Agricoltura e PSR. Sunseri: Da Musumeci mancette di propaganda politica

“Cambia il governo ma non la vecchia abitudine di illudere gli agricoltori. Anche l’assessore Bandiera, così come il suo predecessore Cracolici, usa il PSR per gettare fumo negli occhi agli agricoltori. La Regione ha infatti annunciato 146 milioni di euro con una raffica di bandi, ma siamo sicuri che sia il corretto modus operandi? Inoltre sostituire, in un momento così delicato, il dirigente porterà esclusivamente ritardi su ritardi”. A dichiararlo è il deputato regionale del Movimento 5 Stelle Luigi Sunseri, componente della Commissione Bilancio all’Ars a proposito dei nuovi bandi annunciati dal Presidente della Regione Siciliana Musumeci nell’ambito del Programma di sviluppo rurale PSR 2014/2020.

“In un momento in cui il comparto agricolo ha bisogno di risposte concrete e immediate – spiega Sunseri – Musumeci e Bandiera millantano come un successo l’arrivo di nuovi bandi, che peraltro sono in ritardo di anni, con risorse irrisorie e senza un reale obiettivo. Si tratta di piccole mancette di propaganda politica e nulla di serio e concreto per i nostri agricoltori. La corrente programmazione si è dimostrata un totale fallimento. Infatti la gran parte delle spese sbandierate dal Presidente Musumeci sono dei trascinamenti delle vecchie programmazioni, dato che ad esempio con le risorse della ormai famigerata 4.1, sono stati finanziati tutti i progetti della terza sottofase misura 121 della programmazione 2007/2013”.

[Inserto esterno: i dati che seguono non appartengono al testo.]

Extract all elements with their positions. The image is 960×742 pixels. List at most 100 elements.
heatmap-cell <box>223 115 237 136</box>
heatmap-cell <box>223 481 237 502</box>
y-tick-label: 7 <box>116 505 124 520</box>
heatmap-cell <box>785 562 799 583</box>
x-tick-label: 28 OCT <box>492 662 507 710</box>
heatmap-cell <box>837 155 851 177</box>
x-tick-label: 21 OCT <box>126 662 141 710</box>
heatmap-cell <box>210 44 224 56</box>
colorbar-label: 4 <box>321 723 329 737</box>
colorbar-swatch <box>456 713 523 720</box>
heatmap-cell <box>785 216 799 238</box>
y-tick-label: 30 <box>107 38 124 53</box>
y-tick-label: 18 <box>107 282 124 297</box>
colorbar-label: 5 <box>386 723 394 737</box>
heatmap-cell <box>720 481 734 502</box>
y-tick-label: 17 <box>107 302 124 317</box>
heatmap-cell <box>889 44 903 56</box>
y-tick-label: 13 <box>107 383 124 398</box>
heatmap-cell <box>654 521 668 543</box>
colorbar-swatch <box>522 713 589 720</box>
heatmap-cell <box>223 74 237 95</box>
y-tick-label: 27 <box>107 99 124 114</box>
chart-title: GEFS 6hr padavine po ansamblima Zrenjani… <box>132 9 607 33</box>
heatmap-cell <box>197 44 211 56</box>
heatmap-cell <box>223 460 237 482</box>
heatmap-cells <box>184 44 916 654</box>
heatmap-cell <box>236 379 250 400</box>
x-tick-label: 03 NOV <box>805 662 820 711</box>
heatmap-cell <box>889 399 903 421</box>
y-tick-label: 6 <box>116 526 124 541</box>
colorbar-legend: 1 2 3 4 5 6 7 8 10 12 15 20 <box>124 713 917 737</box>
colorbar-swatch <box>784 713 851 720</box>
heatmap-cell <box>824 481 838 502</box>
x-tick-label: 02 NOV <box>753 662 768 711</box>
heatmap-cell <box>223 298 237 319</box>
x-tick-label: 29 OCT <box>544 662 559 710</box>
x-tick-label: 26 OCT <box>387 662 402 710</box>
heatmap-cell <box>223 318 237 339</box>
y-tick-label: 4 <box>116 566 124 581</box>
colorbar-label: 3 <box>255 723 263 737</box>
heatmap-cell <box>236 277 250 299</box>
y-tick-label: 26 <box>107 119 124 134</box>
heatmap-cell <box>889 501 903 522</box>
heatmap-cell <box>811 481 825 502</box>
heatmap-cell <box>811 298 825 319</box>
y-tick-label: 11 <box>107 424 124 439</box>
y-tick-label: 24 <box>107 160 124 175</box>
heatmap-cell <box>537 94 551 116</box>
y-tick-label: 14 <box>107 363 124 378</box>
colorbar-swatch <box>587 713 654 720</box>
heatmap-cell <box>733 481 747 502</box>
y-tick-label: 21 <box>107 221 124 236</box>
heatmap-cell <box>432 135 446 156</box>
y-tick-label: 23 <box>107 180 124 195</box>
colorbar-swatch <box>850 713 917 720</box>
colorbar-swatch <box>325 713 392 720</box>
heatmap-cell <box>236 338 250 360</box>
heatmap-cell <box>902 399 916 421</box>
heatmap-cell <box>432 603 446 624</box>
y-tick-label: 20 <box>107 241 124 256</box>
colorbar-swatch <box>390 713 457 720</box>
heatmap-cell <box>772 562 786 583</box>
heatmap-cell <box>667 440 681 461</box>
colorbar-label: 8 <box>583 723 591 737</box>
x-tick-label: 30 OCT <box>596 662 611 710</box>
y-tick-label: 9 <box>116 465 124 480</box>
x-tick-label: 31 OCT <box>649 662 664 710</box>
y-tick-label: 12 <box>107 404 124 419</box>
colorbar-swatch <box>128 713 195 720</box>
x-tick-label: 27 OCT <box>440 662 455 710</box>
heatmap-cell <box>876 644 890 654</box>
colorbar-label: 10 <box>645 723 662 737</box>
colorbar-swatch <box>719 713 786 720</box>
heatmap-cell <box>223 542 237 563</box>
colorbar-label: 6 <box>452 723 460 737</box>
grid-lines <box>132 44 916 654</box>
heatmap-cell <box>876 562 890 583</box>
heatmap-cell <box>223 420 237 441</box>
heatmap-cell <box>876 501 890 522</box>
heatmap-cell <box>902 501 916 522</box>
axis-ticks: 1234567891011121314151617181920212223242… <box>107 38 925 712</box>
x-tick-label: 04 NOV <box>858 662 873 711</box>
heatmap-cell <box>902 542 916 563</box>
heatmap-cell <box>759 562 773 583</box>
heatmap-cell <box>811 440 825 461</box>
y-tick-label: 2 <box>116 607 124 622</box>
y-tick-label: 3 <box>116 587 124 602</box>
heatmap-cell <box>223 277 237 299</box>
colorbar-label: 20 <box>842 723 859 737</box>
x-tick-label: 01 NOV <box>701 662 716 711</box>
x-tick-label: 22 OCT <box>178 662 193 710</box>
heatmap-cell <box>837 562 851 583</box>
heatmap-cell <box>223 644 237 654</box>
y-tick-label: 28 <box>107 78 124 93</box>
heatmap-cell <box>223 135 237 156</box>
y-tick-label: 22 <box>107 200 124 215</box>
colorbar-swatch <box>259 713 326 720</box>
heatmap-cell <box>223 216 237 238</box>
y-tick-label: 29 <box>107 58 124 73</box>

“Le istruttorie che avvengono ancora in forma cartacea – spiega ancora il deputato M5S – anche questa un incredibile anacronismo, durano oltre due anni e non c’è traccia dei decreti di pagamento. La Regione piuttosto che andare incontro alle esigenze delle aziende, come dovrebbe fare un buon padre di famiglia, crea sempre condizioni per favorire dei contenziosi che puntualmente perde perché i giudici del TAR spessissimo danno ragione alle ditte, dato che i bandi sono scritti letteralmente con i piedi. Alcuni esempi di malagestione dei bandi? La misura 6.2, nonostante ci fossero istruttorie molto semplici, con pochissime pagine, ancora attende i decreti e la graduatoria definitiva è stata pubblicata dopo circa 18 mesi. La sottomisura 6.1 attende ancora la pubblicazione della graduatoria provvisoria e ha sofferto la leggerezza e le contraddizioni dell’amministrazione, per non parlare della misura 4.1 che come sappiamo è un disastro e ad oggi conta più di 100 ricorsi al TAR. Anche sull’agricoltura Musumeci sta toppando. Ingolfare gli uffici e i tecnici, piuttosto che distribuire bene nel tempo i bandi, non giova né alla qualità, tantomeno – conclude Sunseri – alla quantità della spesa.